Baker proposes sports betting law

  • Massachusetts Gov. Charlie Baker, left, faces reporters during a news conference held to announce the appointment of Cathy Judd-Stein, right, as the Chair of the Massachusetts Gaming Commission, Tuesday, at the Statehouse in Boston. AP photo

Associated Press
Published: 1/17/2019 11:19:08 PM

BOSTON — Gov.

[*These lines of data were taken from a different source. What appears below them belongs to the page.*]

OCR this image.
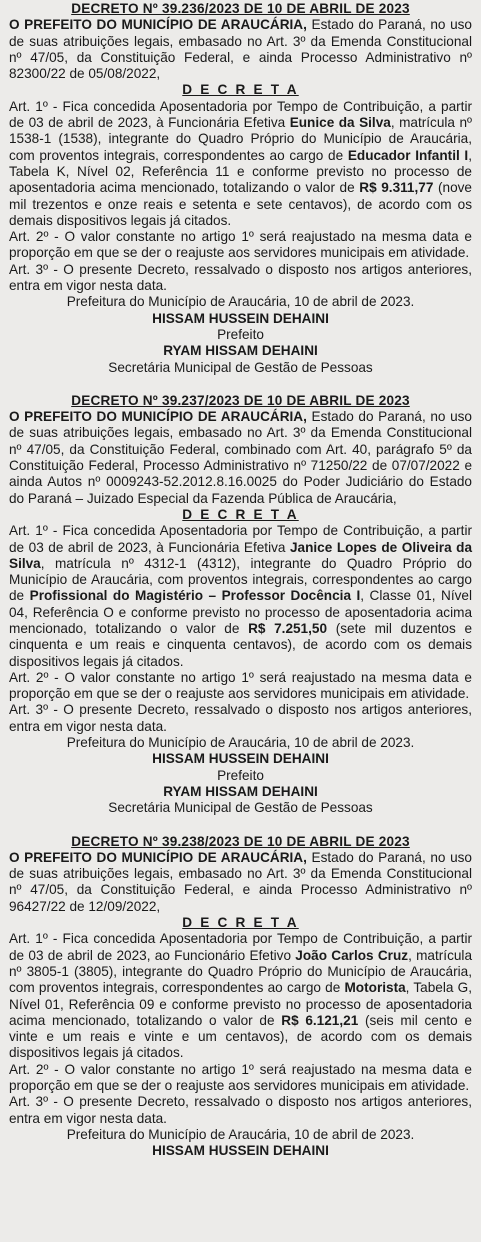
DECRETO Nº 39.236/2023 DE 10 DE ABRIL DE 2023
O PREFEITO DO MUNICÍPIO DE ARAUCÁRIA, Estado do Paraná, no uso de suas atribuições legais, embasado no Art. 3º da Emenda Constitucional nº 47/05, da Constituição Federal, e ainda Processo Administrativo nº 82300/22 de 05/08/2022,
D E C R E T A
Art. 1º - Fica concedida Aposentadoria por Tempo de Contribuição, a partir de 03 de abril de 2023, à Funcionária Efetiva Eunice da Silva, matrícula nº 1538-1 (1538), integrante do Quadro Próprio do Município de Araucária, com proventos integrais, correspondentes ao cargo de Educador Infantil I, Tabela K, Nível 02, Referência 11 e conforme previsto no processo de aposentadoria acima mencionado, totalizando o valor de R$ 9.311,77 (nove mil trezentos e onze reais e setenta e sete centavos), de acordo com os demais dispositivos legais já citados.
Art. 2º - O valor constante no artigo 1º será reajustado na mesma data e proporção em que se der o reajuste aos servidores municipais em atividade.
Art. 3º - O presente Decreto, ressalvado o disposto nos artigos anteriores, entra em vigor nesta data.
Prefeitura do Município de Araucária, 10 de abril de 2023.
HISSAM HUSSEIN DEHAINI
Prefeito
RYAM HISSAM DEHAINI
Secretária Municipal de Gestão de Pessoas
DECRETO Nº 39.237/2023 DE 10 DE ABRIL DE 2023
O PREFEITO DO MUNICÍPIO DE ARAUCÁRIA, Estado do Paraná, no uso de suas atribuições legais, embasado no Art. 3º da Emenda Constitucional nº 47/05, da Constituição Federal, combinado com Art. 40, parágrafo 5º da Constituição Federal, Processo Administrativo nº 71250/22 de 07/07/2022 e ainda Autos nº 0009243-52.2012.8.16.0025 do Poder Judiciário do Estado do Paraná – Juizado Especial da Fazenda Pública de Araucária,
D E C R E T A
Art. 1º - Fica concedida Aposentadoria por Tempo de Contribuição, a partir de 03 de abril de 2023, à Funcionária Efetiva Janice Lopes de Oliveira da Silva, matrícula nº 4312-1 (4312), integrante do Quadro Próprio do Município de Araucária, com proventos integrais, correspondentes ao cargo de Profissional do Magistério – Professor Docência I, Classe 01, Nível 04, Referência O e conforme previsto no processo de aposentadoria acima mencionado, totalizando o valor de R$ 7.251,50 (sete mil duzentos e cinquenta e um reais e cinquenta centavos), de acordo com os demais dispositivos legais já citados.
Art. 2º - O valor constante no artigo 1º será reajustado na mesma data e proporção em que se der o reajuste aos servidores municipais em atividade.
Art. 3º - O presente Decreto, ressalvado o disposto nos artigos anteriores, entra em vigor nesta data.
Prefeitura do Município de Araucária, 10 de abril de 2023.
HISSAM HUSSEIN DEHAINI
Prefeito
RYAM HISSAM DEHAINI
Secretária Municipal de Gestão de Pessoas
DECRETO Nº 39.238/2023 DE 10 DE ABRIL DE 2023
O PREFEITO DO MUNICÍPIO DE ARAUCÁRIA, Estado do Paraná, no uso de suas atribuições legais, embasado no Art. 3º da Emenda Constitucional nº 47/05, da Constituição Federal, e ainda Processo Administrativo nº 96427/22 de 12/09/2022,
D E C R E T A
Art. 1º - Fica concedida Aposentadoria por Tempo de Contribuição, a partir de 03 de abril de 2023, ao Funcionário Efetivo João Carlos Cruz, matrícula nº 3805-1 (3805), integrante do Quadro Próprio do Município de Araucária, com proventos integrais, correspondentes ao cargo de Motorista, Tabela G, Nível 01, Referência 09 e conforme previsto no processo de aposentadoria acima mencionado, totalizando o valor de R$ 6.121,21 (seis mil cento e vinte e um reais e vinte e um centavos), de acordo com os demais dispositivos legais já citados.
Art. 2º - O valor constante no artigo 1º será reajustado na mesma data e proporção em que se der o reajuste aos servidores municipais em atividade.
Art. 3º - O presente Decreto, ressalvado o disposto nos artigos anteriores, entra em vigor nesta data.
Prefeitura do Município de Araucária, 10 de abril de 2023.
HISSAM HUSSEIN DEHAINI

Charlie Baker unveiled a proposal on Thursday that would legalize and tax betting on professional sports online and at casinos in Massachusetts.

Baker, a Republican, announced that he would file legislation allowing the Massachusetts Gaming Commission to license the state’s three casino operators to offer both on-site and online betting.

The proposal would also allow other online entities, such as daily fantasy sports operators, to be licensed for sports wagering.

“Our legislation puts forth a series of commonsense proposals to ensure potential licensees are thoroughly vetted and safeguards are in place to protect against problem gambling and illegal activity,” Baker said in a statement.

A 2018 U.S. Supreme Court ruling overturned federal law prohibiting states from legalizing sports betting.

Baker’s proposal would put a 10 percent tax on sports wagering inside casinos, while online bets would be taxed at 12.5 percent. The gaming commission, which regulates casino gambling, would oversee sports betting. The governor says the proposal would direct revenue raised by the taxes toward local aid for cities and towns.

Daily fantasy sports contests, already legal but untaxed in Massachusetts, would also be subject to the 12.5 percent tax to “level the playing field” under Baker’s plan.

The governor’s proposal would not allow betting on college sports or other amateur sports.

James Chisholm, director of global public affairs for Boston-based daily fantasy sports operator DraftKings, called Baker’s plan “thoughtful,” and said that the company looked forward to working with the governor and lawmakers to approve a bill in the coming months.

“Legal, regulated mobile sports betting provides the best mechanism to not only protect consumers, but to eliminate illegal offshore gambling, ensure game integrity, generate new revenue for the Commonwealth and fuel the growth of Massachusetts’ sports-tech sector,” Chisholm said in a statement.

Massachusetts lawmakers have so far taken a cautious approach to sports betting. House Speaker Robert DeLeo asked a committee chaired by Rep. Joseph Wagner, a Chicopee Democrat who was one of the chief architects of the 2011 Massachusetts law that legalized casino gambling, to study the potential ramifications of legalizing gambling on sports.

Bills to do so, however, have been filed by lawmakers in both the House and Senate.

Several states including Delaware, Mississippi, New Jersey, Pennsylvania, Rhode Island, and West Virginia legalized sports betting last year after the high court decision. Legislation is being considered in several other states.

Twin River Casino in Lincoln, Rhode Island became the first in New England to accept bets on professional sports in November.

Massachusetts’ first resort casino, MGM Springfield, opened last summer. The state’s only slots parlor, in Plainville, has been operating since 2015.